Van alle 18-plussers is 21 procent voorstander van windmolens in de eigen woonomgeving, 31 procent is tegenstander en 43 procent zegt dat het ervan afhangt (5 procent weet het niet en 2 procent geeft geen antwoord) (zie bijlagetabel 3b). De tegenstanders zeggen dat windmolens beter geplaatst zouden kunnen worden in dunbevolkte gebieden zoals in weilanden, langs snelwegen, langs dijken of in zee. De meesten geven weliswaar aan dat het ‘ervan afhangt’ of ze voor of tegen zijn, maar de belangrijkste factor voor de bepaling van hun standpunt is (hoewel minder vergaand) vergelijkbaar met die van de tegenstanders, namelijk dat de windmolens niet vlakbij hun woning of in hun direct woonomgeving moeten staan. Zij wijzen op geschiktere plekken zoals industriegebieden, weilanden, en havens of plekken aan de rand van het dorp. Per saldo zien de meeste Nederlanders dus liever geen windmolens in hun onmiddellijke woonomgeving.

3.3. Beschouwingen bij opvattingen over energietransitie

Het draagvlak onder Nederlanders voor een transitie van fossiele naar duurzame energie zoals dat hier naar voren komt, wordt bevestigd door ander onderzoek. Zo blijkt uit de SCP-studie ‘De energietransitie vanuit burgerperspectief’ dat ruim drie kwart van de Nederlanders een omschakeling van fossiele brandstoffen naar groene energie belangrijk vindt. Slechts een op de tien zegt dit onbelangrijk te vinden (Scholte, De Kluizenaar, De Wilde, Steenbekkers en Carabain, 2020).  CBS-onderzoek komt tot vergelijkbare uitkomsten. Volgens Schmeets en De Witt (2018) ziet ruim drie kwart van de Nederlanders de noodzaak van duurzame energie in; slechts een op de tien ziet die noodzaak niet. Leeftijd en opleiding spelen daarbij de grootste rol: mensen jonger dan 65 jaar schatten de noodzaak van duurzame energie hoger in dan 65-plussers en hoogopgeleiden doen dat vaker dan lageropgeleiden.
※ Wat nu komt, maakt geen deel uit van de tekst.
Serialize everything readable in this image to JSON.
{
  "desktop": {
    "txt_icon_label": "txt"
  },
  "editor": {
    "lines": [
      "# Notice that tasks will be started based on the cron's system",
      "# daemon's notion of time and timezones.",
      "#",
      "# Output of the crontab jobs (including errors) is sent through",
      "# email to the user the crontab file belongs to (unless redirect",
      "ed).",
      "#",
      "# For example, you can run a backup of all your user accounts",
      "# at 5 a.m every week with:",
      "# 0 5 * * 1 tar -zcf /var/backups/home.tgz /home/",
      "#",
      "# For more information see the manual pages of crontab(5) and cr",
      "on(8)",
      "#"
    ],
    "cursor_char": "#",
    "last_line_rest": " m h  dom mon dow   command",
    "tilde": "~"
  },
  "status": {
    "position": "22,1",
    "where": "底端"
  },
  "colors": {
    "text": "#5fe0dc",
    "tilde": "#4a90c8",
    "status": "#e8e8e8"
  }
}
Over de houding ten aanzien van windmolens in de eigen woonomgeving laten ook andere onderzoeken verdeelde meningen zien. Volgens Schmeets en De Witt (2018) vindt minder dan de helft van de Nederlanders een windmolenpark in de eigen woonomgeving geen probleem, en vindt bijna een derde dat wel een probleem (de rest heeft er geen uitdrukkelijke mening over). Het zijn vooral de jongeren, hoogopgeleiden en stedelingen die geen moeite hebben met een windmolenpark in de eigen woonomgeving.

Ook uit onderzoek van Motivaction komt een verdeelde mening over windmolens in de woonomgeving naar voren (Van der Grient, Kamphuis en De Vos, 2019). Volgens deze studie is 30 procent van de Nederlanders (heel) positief over een windmolenpark in de directe woonomgeving en 25 procent (heel) negatief. De rest heeft geen uitgesproken mening. 

Hoewel deze studies (gebaseerd op data uit respectievelijk 2017 en 2019) het beeld uit paragraaf 3.2 bevestigen dat de meningen over windmolens in de woonomgeving verdeeld zijn, zijn er verschillen in de verhouding tussen het aantal voor- en tegenstanders. Deze hangen mogelijk samen met onder andere verschillen in vraagstellingen.
 

 

2) In de vragenlijst van Belevingen is de respondenten in een zogeheten ‘open vraag’ de gelegenheid geboden om hun mening over de energietransitie van aardgas naar duurzame energie toe te lichten. 
3) In de vragenlijst van Belevingen is respondenten die tegenstander zijn van windmolens in een zogeheten ‘open vraag’ de gelegenheid geboden om hun antwoord toe te lichten. Ook tegenstanders van windmolens op land en tegenstanders van windmolens in de eigen woonomgeving hebben deze gelegenheid gekregen.